Google I/O 2026: Gemini 3.5 Flash, Omni video model, Spark agent and a Managed Agents API · May 19 · Google Blog
Flash 3.5 ($1.50 / $9, 1M context, 76% Terminal-Bench) becomes the obvious cost-sensitive default, and Managed Agents hand you a remote Linux box per API call — agent infra is now table stakes from the big three.

Qwen3.7-Max ships with 35-hour autonomy and 1M context, but no open weights · May 20 · VentureBeat
Alibaba is API-only at $2.50 / $7.50 per M and supports Claude Code as a harness — even Chinese labs increasingly gate their best agentic models behind closed APIs.

Cursor Composer 2.5 beats GPT-5.5 on SWE-Bench Multilingual at $0.07 per task · May 18 · Cursor Blog
Built on a Kimi K2.5 base with 85% of compute spent on Cursor's own RL post-training — proof that post-training open-weight foundations is now a real frontier path, not a cheap imitation.

MiniMax M2.7 and Qwen3 Coder Next ship in the same 48 hours · May 22 · LLM-Stats
The release cadence from Chinese labs has compressed from monthly to weekly — Western teams now have to design routing logic that can hot-swap models without re-evals every Friday.


From the Lab

Equilibrium Reasoners: Learning Attractors Enables Scalable Reasoning · arXiv 2605.21488 (May 20)
Reframes iterative latent-state reasoning as learning task-conditioned attractors with stable fixed points.
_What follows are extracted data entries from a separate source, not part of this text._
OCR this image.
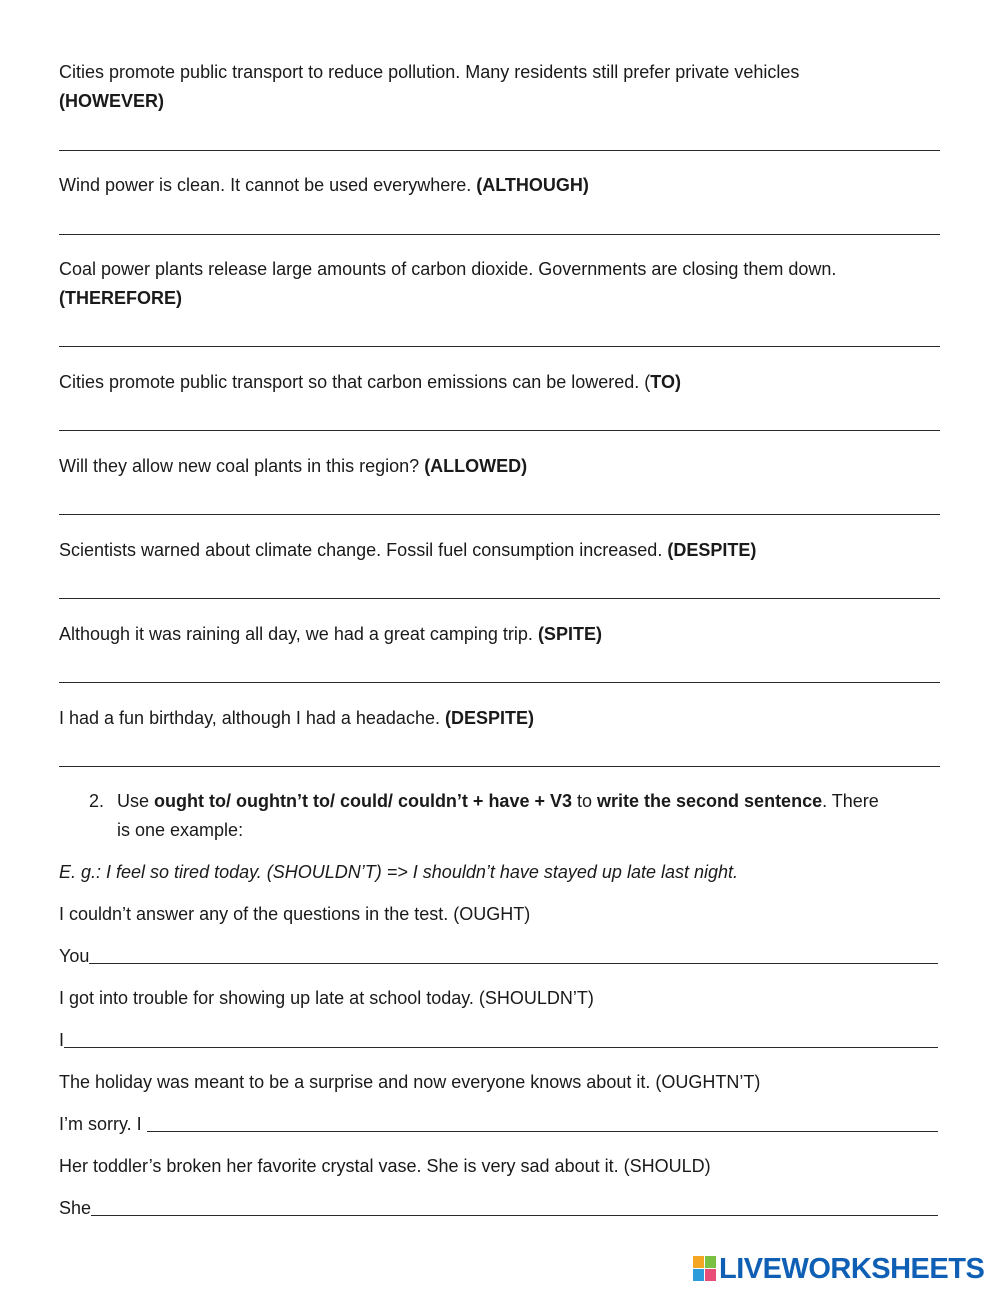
Cities promote public transport to reduce pollution. Many residents still prefer private vehicles
(HOWEVER)
Wind power is clean. It cannot be used everywhere. (ALTHOUGH)
Coal power plants release large amounts of carbon dioxide. Governments are closing them down.
(THEREFORE)
Cities promote public transport so that carbon emissions can be lowered. (TO)
Will they allow new coal plants in this region? (ALLOWED)
Scientists warned about climate change. Fossil fuel consumption increased. (DESPITE)
Although it was raining all day, we had a great camping trip. (SPITE)
I had a fun birthday, although I had a headache. (DESPITE)
2. Use ought to/ oughtn’t to/ could/ couldn’t + have + V3 to write the second sentence. There
is one example:
E. g.: I feel so tired today. (SHOULDN’T) => I shouldn’t have stayed up late last night.
I couldn’t answer any of the questions in the test. (OUGHT)
You
I got into trouble for showing up late at school today. (SHOULDN’T)
I
The holiday was meant to be a surprise and now everyone knows about it. (OUGHTN’T)
I’m sorry. I
Her toddler’s broken her favorite crystal vase. She is very sad about it. (SHOULD)
She
LIVEWORKSHEETS
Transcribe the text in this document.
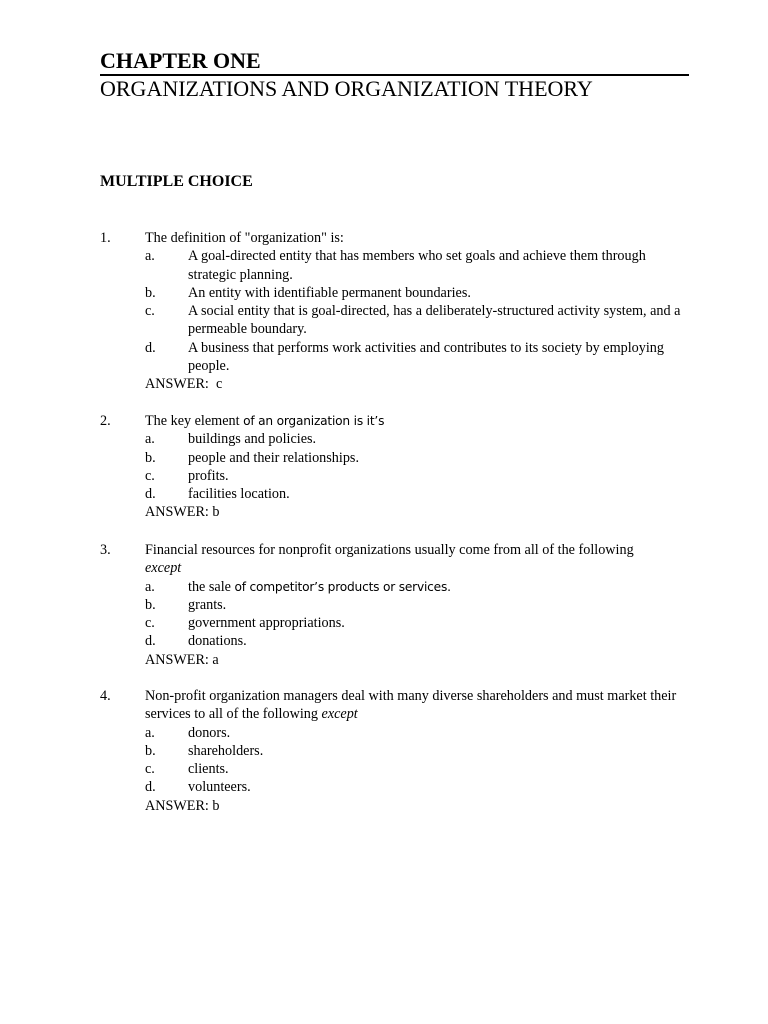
CHAPTER ONE
ORGANIZATIONS AND ORGANIZATION THEORY
MULTIPLE CHOICE
1. The definition of "organization" is:
a. A goal-directed entity that has members who set goals and achieve them through strategic planning.
b. An entity with identifiable permanent boundaries.
c. A social entity that is goal-directed, has a deliberately-structured activity system, and a permeable boundary.
d. A business that performs work activities and contributes to its society by employing people.
ANSWER:  c
2. The key element of an organization is it’s
a. buildings and policies.
b. people and their relationships.
c. profits.
d. facilities location.
ANSWER: b
3. Financial resources for nonprofit organizations usually come from all of the following
except
a. the sale of competitor’s products or services.
b. grants.
c. government appropriations.
d. donations.
ANSWER: a
4. Non-profit organization managers deal with many diverse shareholders and must market their services to all of the following except
a. donors.
b. shareholders.
c. clients.
d. volunteers.
ANSWER: b
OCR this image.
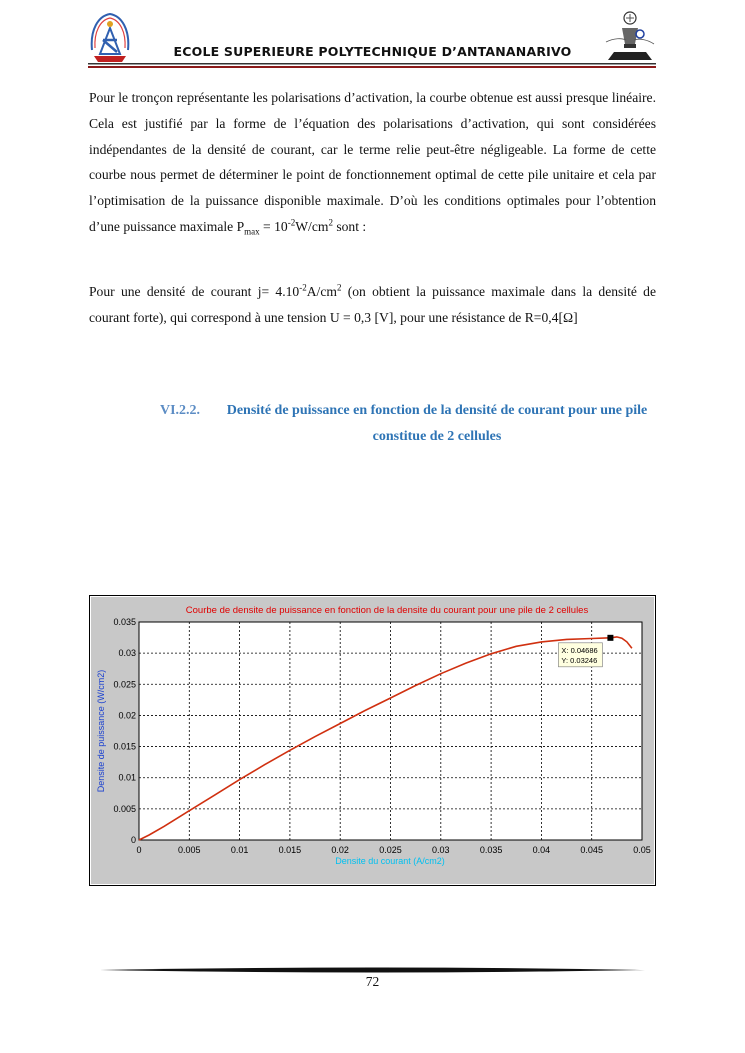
ECOLE SUPERIEURE POLYTECHNIQUE D’ANTANANARIVO
Pour le tronçon représentante les polarisations d’activation, la courbe obtenue est aussi presque linéaire. Cela est justifié par la forme de l’équation des polarisations d’activation, qui sont considérées indépendantes de la densité de courant, car le terme relie peut-être négligeable. La forme de cette courbe nous permet de déterminer le point de fonctionnement optimal de cette pile unitaire et cela par l’optimisation de la puissance disponible maximale. D’où les conditions optimales pour l’obtention d’une puissance maximale $P_{max} = 10^{-2}W/cm^2$ sont :
Pour une densité de courant $j= 4.10^{-2}A/cm^2$ (on obtient la puissance maximale dans la densité de courant forte), qui correspond à une tension U = 0,3 [V], pour une résistance de R=0,4[Ω]
VI.2.2.	Densité de puissance en fonction de la densité de courant pour une pile constitue de 2 cellules
0	0.005	0.01	0.015	0.02	0.025	0.03	0.035	0.04	0.045	0.05
0
0.005
0.01
0.015
0.02
0.025
0.03
0.035
Courbe de densite de puissance en fonction de la densite du courant pour une pile de 2 cellules
Densite du courant (A/cm2)
Densite de puissance (W/cm2)
X: 0.04686
Y: 0.03246
72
In plain English: it gives a theoretical handle on why some test-time compute approaches plateau while others keep scaling — your inference loop is effectively gradient descent toward an attractor basin. Practical hint: architectures that explicitly target attractor depth may scale reasoning without exploding token budgets, the bottleneck behind today's $/answer wall on parallel-sampling approaches like OpenDeepThink (also dropped this week).


Worth Reading


The frontier is no longer one number. It's a Pareto curve — and this week DeepSeek dragged the cost axis hard while Google quietly redrew the capability axis. Pick your axis.